まぁ、この暑さだし、動いて汗かいたら1発で終わりだよね
「まぁ、がんばって?」
「ふんっ、あ。」
「?」
「あんたさ、前に言ってたじゃん。朝日奈さんを嫌がらせしてるやつの話」
「あぁ、したね。それが?」
「...ちょっと、後で話があるから、校舎裏来て?」
「...う、うん」
なんだろう。
姫崎って、嫌がらせしてくるけど、何かと優しいところがあって、確かに憎めないところはあるなぁと思った今日このごろ。

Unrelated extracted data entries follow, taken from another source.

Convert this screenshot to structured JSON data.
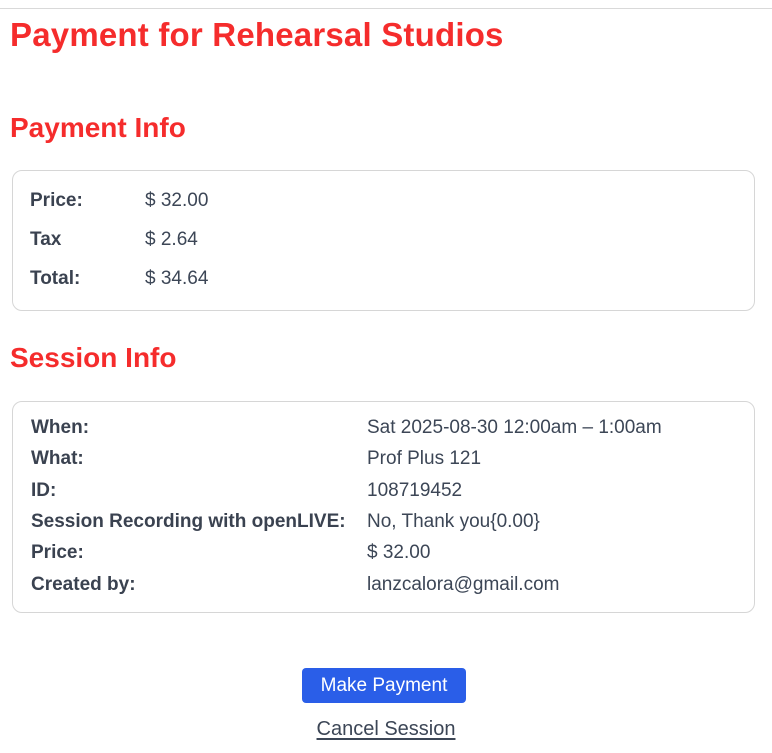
{
  "page": {
    "title": "Payment for Rehearsal Studios"
  },
  "payment_info": {
    "heading": "Payment Info",
    "rows": [
      {
        "label": "Price:",
        "value": "$ 32.00"
      },
      {
        "label": "Tax",
        "value": "$ 2.64"
      },
      {
        "label": "Total:",
        "value": "$ 34.64"
      }
    ]
  },
  "session_info": {
    "heading": "Session Info",
    "rows": [
      {
        "label": "When:",
        "value": "Sat 2025-08-30 12:00am – 1:00am"
      },
      {
        "label": "What:",
        "value": "Prof Plus 121"
      },
      {
        "label": "ID:",
        "value": "108719452"
      },
      {
        "label": "Session Recording with openLIVE:",
        "value": "No, Thank you{0.00}"
      },
      {
        "label": "Price:",
        "value": "$ 32.00"
      },
      {
        "label": "Created by:",
        "value": "lanzcalora@gmail.com"
      }
    ]
  },
  "actions": {
    "make_payment_label": "Make Payment",
    "cancel_session_label": "Cancel Session"
  },
  "colors": {
    "heading_red": "#f52c2c",
    "button_blue": "#2a5ee8",
    "text_dark": "#3c4656"
  }
}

それからリレーを走り、見事うちのクラスが1位を取り、惜しくも優勝は逃したけど
楽しめたからいっか!みたいなノリで今から打ち上げに行くらしいんだけど、その前に
「姫崎ー?どこー?」
「ここよっ!」
「何してんの、そんなとこで」
姫崎は校舎裏の隅の隅で隠れるように縮こまっていた。
「あんたと話してるのが見られたら、私まで嫌がらせされるでしょ??考えてよね!」
「あぁ、はい」
「ゴホン......で、話をするけど、」
「うん、嫌がらせしてる人の話?」
「うん。実は、私たち以外であんたらに嫌がらせするなんて、そんな身の程知らず、気になったから調べたの」
口ではそう言っているけど、実は心配だったんだろう...と勝手に解釈をしていたら
「そう、で?」
「...沢田麻美って知ってる?」
「もちろん、図書委員長の可愛い人でしょ?」
「私よりは可愛くないけど、たしかに少し可愛い子よ。それでね...って何よその顔。」
「別に、ただ自分のことを可愛いなんていう人初めて見たなぁと」
「自分に正直なの!!そんなことはどうでもいいからっ、それで、その沢田が、朝日奈さんに嫌がらせしてるかもって、私の友達が」
あ、友達いるんだ...とか思ったのは内緒。
ていうか
「そんなわけないじゃん。沢田さんみたいないい人。私が嫌がらせ受けてた時も助けてくれたの」
「...あんたって見かけによらずバカね」
「は?なに?」
「女子はねぇ、裏があるもんなの。」
「沢田さんに?裏の顔が?あるわけない」
「はぁ...そのうちわかると思うけど。あいつには気をつけた方がいい。」
「...ありがと。」
「あんたの為じゃないから!あんな奴に如月くんを取られたくないっていうだけだから、勘違いしないで」
ふんっと前を向いて歩いていった姫崎。
やっぱ、ただの優しいこじゃん。